Mas é ela quem se senta à cabeceira,
a mesma que nos esperava, de geração
em geração, no patamar das escadas
ou ao fundo do jardim.
Não precisa de cavalo branco,
olhos azuis, banda sonora.
Chega pontual, mais calada
do que o mais calado dos poetas,
para assistir aos nossos pequenos rituais
de sobrevivência, gestos com que tentamos
adiar a infância ou reinventar o fim da noite,
numa espécie de alquimia desencantada.
E vai brincando mansamente connosco,
borboletas esquecidas de uma Primavera
já sem milagres: queima-nos, pétala por pétala,
as flores de papel com que substituímos
as asas, asfixia-nos em cada copo,
cega-nos com o falso ouro das velas.
Reconheço-a desse momento também
entre a sombra e a luz – ou seria
o contrário – em que deixou
o meu avô ser o primeiro a contar-nos
da sua morte.
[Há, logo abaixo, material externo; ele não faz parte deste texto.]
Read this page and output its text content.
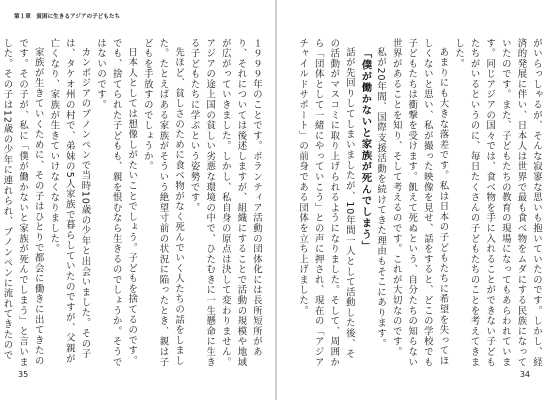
第１章　貧困に生きるアジアの子どもたち

１９９９年のことです。ボランティア活動の団体化には長所短所があり、それについては後述しますが、組織にすることで活動の規模や地域が広がっていきました。しかし、私自身の原点は決して変わりません。アジアの途上国の貧しい劣悪な環境の中で、ひたむきに一生懸命に生きる子どもたちに学ぶという姿勢です。

先ほど、貧しさのために食べ物がなく死んでいく人たちの話をしました。たとえばある家族がそういう絶望寸前の状況に陥ったとき、親は子どもを手放すのでしょうか。

日本人としては想像しがたいことでしょう。子どもを捨てるのです。でも、捨てられた子どもも、親を恨むなら生きるのでしょうか。そうではないのです。

カンボジアのプノンペンで当時10歳の少年と出会いました。その子は、タケオ州の村で、弟妹の5人家族で暮らしていたのですが、父親が亡くなり、家族が生きていけなくなりました。

家族が生きていくために、その子はひとりで都会に働きに出てきたのです。その子が、私に「僕が働かないと家族が死んでしまう」と言いました。その子は12歳の少年に連れられ、プノンペンに流れてきたので

35

がいらっしゃるが、そんな寂寥な思いも抱いていたのです。しかし、経済的発展に伴い、日本人は世界で最も食べ物をムダにする民族になっていたのです。また、子どもたちの教育の現場になってもあらわれています。同じアジアの国々では、食べ物を手に入れることができない子どもたちがいるというのに、毎日たくさんの子どもたちのことを考えてきました。

あまりにも大きな落差です。私は日本の子どもたちに希望を失ってほしくないと思い、私が撮った映像を見せ、話をすると、どこの学校でも子どもたちは衝撃を受けます。飢えて死ぬという、自分たちの知らない世界があることを知り、そして考えるのです。これが大切なのです。

私が20年間、国際支援活動を続けてきた理由もそこにあります。

「僕が働かないと家族が死んでしまう」

話が先回りしてしまいましたが、10年間一人として活動した後、その活動がマスコミに取り上げられるようになりました。そして、周囲から「団体として一緒にやっていこう」との声に押され、現在の「アジアチャイルドサポート」の前身である団体を立ち上げました。

34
Sei que ela continua à minha frente,
sarça ardendo devagar, inconsumível.
Sentir sempre cansa, é bom por vezes estar
apenas – justifico-me dentro de mim. Por isso
prefiro não erguer mais os olhos
(dantes era o amor que os mantinha baixos),
um jeito de adormecer ao sol e deixar que sejam
os outros a acreditar que há chaves escondidas
nos filmes ou nos livros, que até uma equação pode
salvar o mundo, se a conseguirmos resolver a tempo.